While vegetarians can continue to consume dairy, calcium is another consideration for vegans. Unfortunately, a recent study suggests that vegans are more prone to bone breaks than non-vegans if they don’t get enough calcium.
Some plant-based foods are rich in calcium, including bok choy, broccoli, pulses, kale, brussels sprouts, beans and sesame seeds. You can also take a calcium supplement – look for one with vitamin D which is also needed for strong bones.
5. Make a plan for when you are out and about
The most challenging time to stick to a meat-free diet is when you are on the go or visiting friends or family. You will soon fall into a routine at home that helps you to avoid meat and prioritise plant-based meals. But this is more difficult when you are buying food in restaurants or to take away, or when someone else is doing the cooking.
Planning in advance how you will handle these situations will help you to stay strong. Fortunately, it is easy to find vegetarian food in most shops and restaurants now, although it can be more challenging for vegans. Consider making food to take with you when you are out, so that you know you have something you can eat.

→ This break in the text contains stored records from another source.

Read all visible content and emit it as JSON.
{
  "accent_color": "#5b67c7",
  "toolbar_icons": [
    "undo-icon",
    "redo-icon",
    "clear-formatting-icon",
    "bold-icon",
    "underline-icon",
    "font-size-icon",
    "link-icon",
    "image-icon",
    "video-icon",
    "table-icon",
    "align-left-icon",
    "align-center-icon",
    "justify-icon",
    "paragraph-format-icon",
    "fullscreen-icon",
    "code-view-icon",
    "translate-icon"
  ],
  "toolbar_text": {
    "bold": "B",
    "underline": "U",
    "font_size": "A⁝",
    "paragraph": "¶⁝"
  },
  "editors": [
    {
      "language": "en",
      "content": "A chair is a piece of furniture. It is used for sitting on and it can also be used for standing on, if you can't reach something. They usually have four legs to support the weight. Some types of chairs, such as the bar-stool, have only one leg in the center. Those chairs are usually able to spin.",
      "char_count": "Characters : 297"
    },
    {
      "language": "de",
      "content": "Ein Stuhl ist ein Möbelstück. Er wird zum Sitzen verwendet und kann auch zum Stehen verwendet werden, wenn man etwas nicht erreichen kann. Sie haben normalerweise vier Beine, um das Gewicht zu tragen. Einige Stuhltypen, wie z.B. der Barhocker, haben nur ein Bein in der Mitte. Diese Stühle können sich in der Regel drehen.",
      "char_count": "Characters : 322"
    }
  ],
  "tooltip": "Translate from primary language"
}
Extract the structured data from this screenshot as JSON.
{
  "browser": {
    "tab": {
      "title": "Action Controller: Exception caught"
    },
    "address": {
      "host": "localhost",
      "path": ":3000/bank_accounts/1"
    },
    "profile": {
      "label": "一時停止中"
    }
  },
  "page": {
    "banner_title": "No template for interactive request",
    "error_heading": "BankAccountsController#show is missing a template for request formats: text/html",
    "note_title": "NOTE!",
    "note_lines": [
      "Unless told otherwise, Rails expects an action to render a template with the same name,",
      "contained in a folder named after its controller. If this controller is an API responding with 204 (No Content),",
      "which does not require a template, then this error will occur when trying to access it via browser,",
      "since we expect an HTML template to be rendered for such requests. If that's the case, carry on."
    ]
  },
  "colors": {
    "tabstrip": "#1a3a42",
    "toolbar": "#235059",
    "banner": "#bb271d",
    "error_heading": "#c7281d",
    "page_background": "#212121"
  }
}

At other people’s houses, it might depend on your relationship. Hopefully, if you explain in advance that you are avoiding meat, most people will be able to accommodate you. If that is causing some friction, you can offer to bring your own alternatives so that your host doesn’t have to adapt their plan on the fly.
6. Take it slow
Finally, if you are struggling to go completely meat-free, there’s nothing wrong with taking it slowly. Not everyone can jump straight into a meat-free lifestyle. You might want to start with just a few meat-free days a week and build it up until you eliminate meat completely.
If you are one of the many people who struggle to give up one or two foods (bacon and cheese are big ones for many of us), let yourself have those foods and eliminate other meat or animal-based products. As time goes on, you may find you are more open to avoiding those foods too.
Going meat-free can be a great choice for your health, animal welfare, and the planet. Using our simple, practical tips to get you started should put you on the road to success. Just remember, it is OK to be flexible when you are adopting a new diet. Do what you can – being overly strict isn’t sustainable but every little helps when it comes to reducing your meat consumption.